Scrivere un “codice sostenibile” significa quindi non solo pensare al suo impatto ambientale, ma anche scrivere un codice che a sua volta promuova idee sostenibili e permetta di fare scelte etiche.
A livello europeo, anche la European Green Digital Coalition, fondata nel 2021 dai CEO di 26 grandi aziende, si occupa di promuovere una trasformazione digitale green in UE. In generale, oggi, fondazioni ed aziende tendono a promuovere una maggiore informazione sull’uso consapevole dell’elettronica e dell’informatica, in grado di arrivare fino agli utenti finali, portandoli a considerare l’impatto ambientale delle loro scelte digitali. Promuovere un cambiamento di pensiero è fondamentale, e questo deve partire anche dalle piccole azioni quotidiane: qual è l’impatto ambientale di una ricerca su Google o della connessione a un social network? Perché consideriamo normale spegnere la luce quando lasciamo una stanza ma lasciamo accesi interi software non utilizzati che lavorano in background sui nostri dispositivi?
L’uso consapevole degli strumenti digitali da parte degli utenti è fondamentale per iniziare ad avviare un cambiamento in quest’ambito. Per rendere più sostenibile il mondo IT, ogni scelta è importante: dal singolo utente alle aziende, dallo sviluppo del software alla gestione di un data center.

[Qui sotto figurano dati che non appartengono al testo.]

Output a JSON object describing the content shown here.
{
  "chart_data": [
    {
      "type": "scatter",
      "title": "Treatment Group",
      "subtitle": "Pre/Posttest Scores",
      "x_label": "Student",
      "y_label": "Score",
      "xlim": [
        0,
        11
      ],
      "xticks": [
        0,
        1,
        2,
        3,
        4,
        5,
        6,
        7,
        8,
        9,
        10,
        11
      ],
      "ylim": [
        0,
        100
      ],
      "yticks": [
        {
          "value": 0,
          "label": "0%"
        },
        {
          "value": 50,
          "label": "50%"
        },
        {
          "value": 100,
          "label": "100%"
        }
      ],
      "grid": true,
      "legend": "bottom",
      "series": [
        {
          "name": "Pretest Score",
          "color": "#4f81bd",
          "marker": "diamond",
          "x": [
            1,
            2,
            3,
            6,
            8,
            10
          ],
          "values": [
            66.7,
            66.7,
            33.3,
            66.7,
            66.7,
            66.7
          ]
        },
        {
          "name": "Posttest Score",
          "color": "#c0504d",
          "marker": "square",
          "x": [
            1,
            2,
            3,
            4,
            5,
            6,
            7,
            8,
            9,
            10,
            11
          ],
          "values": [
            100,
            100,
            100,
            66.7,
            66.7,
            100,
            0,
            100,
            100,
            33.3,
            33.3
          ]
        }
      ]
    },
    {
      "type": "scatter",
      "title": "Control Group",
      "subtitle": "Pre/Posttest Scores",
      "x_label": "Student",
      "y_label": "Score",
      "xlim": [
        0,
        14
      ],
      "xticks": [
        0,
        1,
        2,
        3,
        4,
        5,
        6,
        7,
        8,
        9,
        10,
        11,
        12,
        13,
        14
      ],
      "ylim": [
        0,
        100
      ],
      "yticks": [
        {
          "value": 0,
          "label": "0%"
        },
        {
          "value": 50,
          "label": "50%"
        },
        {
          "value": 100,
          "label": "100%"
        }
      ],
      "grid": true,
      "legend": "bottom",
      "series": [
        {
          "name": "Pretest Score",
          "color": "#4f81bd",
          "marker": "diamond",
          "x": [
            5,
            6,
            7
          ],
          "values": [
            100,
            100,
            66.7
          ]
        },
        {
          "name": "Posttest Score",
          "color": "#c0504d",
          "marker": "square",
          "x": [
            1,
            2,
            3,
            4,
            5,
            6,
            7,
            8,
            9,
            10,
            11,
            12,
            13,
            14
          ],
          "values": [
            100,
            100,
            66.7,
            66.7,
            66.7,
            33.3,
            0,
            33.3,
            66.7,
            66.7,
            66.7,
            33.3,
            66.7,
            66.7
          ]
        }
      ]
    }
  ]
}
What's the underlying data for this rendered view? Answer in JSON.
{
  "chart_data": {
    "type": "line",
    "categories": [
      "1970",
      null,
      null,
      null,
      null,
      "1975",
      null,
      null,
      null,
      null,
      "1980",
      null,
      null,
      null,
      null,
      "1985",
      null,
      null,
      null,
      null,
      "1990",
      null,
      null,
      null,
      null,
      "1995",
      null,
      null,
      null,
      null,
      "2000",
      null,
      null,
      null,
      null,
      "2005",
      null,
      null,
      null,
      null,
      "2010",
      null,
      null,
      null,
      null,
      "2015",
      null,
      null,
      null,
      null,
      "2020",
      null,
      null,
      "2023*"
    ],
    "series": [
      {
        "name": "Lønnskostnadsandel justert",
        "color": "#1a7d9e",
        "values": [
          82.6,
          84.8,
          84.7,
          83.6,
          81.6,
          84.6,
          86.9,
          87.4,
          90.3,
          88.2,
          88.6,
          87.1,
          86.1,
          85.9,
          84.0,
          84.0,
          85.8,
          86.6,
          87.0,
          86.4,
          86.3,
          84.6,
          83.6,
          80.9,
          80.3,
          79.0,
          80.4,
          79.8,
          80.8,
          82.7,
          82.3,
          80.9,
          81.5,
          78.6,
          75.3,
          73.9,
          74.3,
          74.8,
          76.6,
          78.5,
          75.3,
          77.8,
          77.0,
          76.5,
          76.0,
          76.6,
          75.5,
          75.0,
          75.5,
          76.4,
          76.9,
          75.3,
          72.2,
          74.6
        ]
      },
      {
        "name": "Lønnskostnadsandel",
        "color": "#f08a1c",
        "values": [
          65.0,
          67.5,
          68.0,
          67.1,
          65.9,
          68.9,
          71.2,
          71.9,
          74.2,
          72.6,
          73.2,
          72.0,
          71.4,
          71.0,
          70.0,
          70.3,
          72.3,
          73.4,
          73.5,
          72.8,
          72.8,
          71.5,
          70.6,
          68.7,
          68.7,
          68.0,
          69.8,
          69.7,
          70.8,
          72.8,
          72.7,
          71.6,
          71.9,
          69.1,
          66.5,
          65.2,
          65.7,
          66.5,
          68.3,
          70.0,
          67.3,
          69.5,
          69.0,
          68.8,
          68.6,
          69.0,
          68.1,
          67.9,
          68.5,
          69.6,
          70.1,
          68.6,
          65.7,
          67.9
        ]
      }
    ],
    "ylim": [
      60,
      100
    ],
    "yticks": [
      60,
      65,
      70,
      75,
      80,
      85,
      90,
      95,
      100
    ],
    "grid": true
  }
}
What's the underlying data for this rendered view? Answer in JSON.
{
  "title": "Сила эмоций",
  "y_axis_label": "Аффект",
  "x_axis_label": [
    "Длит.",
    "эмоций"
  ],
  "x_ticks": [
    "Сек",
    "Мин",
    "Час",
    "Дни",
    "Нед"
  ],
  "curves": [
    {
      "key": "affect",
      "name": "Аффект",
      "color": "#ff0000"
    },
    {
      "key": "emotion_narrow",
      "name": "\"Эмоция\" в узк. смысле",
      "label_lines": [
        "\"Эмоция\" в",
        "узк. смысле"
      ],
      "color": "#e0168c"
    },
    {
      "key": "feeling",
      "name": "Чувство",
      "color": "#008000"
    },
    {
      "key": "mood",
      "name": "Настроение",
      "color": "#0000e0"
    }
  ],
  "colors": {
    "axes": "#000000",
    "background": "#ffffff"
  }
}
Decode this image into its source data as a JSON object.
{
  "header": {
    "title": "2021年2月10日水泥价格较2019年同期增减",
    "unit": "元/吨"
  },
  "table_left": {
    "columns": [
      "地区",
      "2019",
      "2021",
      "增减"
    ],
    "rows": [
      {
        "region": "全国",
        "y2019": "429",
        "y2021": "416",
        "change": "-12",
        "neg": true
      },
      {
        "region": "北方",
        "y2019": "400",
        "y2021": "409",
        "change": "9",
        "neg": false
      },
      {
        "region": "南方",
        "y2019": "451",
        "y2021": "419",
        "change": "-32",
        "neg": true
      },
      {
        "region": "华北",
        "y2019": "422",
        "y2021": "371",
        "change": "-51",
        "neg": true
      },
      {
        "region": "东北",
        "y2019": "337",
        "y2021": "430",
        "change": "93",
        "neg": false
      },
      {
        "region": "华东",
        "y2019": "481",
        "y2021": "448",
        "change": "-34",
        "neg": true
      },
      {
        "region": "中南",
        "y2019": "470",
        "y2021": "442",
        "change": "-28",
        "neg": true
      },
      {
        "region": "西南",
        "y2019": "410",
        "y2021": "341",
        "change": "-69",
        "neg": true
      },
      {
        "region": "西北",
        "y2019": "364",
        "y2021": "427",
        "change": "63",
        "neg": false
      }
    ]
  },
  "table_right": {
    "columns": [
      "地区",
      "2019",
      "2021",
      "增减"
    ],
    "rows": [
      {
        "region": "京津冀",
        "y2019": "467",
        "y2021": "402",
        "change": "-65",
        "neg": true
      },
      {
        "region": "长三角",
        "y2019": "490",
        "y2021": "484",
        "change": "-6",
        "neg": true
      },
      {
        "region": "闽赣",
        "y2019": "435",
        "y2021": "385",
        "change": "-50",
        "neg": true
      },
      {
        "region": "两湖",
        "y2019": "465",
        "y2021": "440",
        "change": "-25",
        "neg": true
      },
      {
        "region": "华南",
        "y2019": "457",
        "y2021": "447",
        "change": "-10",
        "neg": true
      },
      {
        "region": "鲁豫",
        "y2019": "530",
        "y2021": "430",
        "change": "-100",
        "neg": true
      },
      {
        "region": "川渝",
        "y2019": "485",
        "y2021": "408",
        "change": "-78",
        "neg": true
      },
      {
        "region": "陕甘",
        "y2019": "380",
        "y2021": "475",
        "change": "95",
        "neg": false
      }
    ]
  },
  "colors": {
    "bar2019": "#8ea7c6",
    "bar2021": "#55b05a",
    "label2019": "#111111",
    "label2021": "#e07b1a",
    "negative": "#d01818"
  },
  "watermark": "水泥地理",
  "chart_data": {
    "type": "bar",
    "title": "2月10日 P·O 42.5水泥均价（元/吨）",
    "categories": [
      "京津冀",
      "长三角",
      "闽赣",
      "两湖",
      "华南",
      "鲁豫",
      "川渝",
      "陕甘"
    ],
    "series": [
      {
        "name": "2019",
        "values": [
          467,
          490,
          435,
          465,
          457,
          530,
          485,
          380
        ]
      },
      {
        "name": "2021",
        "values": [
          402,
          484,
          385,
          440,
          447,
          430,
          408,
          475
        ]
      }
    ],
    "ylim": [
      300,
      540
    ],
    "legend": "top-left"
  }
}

Le scelte lato utente hanno la loro rilevanza, ma la hanno anche quelle degli sviluppatori: ad esempio anche il linguaggio di programmazione usato può avere un diverso impatto ambientale. Questo perché, a seconda del software, l’utilizzo di diversi linguaggi di programmazione porta a diversi investimenti in termini di tempo, energia e memoria necessari. Lato utente, rimane in ogni caso fondamentale evitare un utilizzo compulsivo delle tecnologie, tornando a un uso maggiormente consapevole e attento dei device a nostra disposizione: se un tempo questo veniva fatto per ragioni di costo economico, oggi non è più possibile ignorare il costo ambientale delle nostre scelte.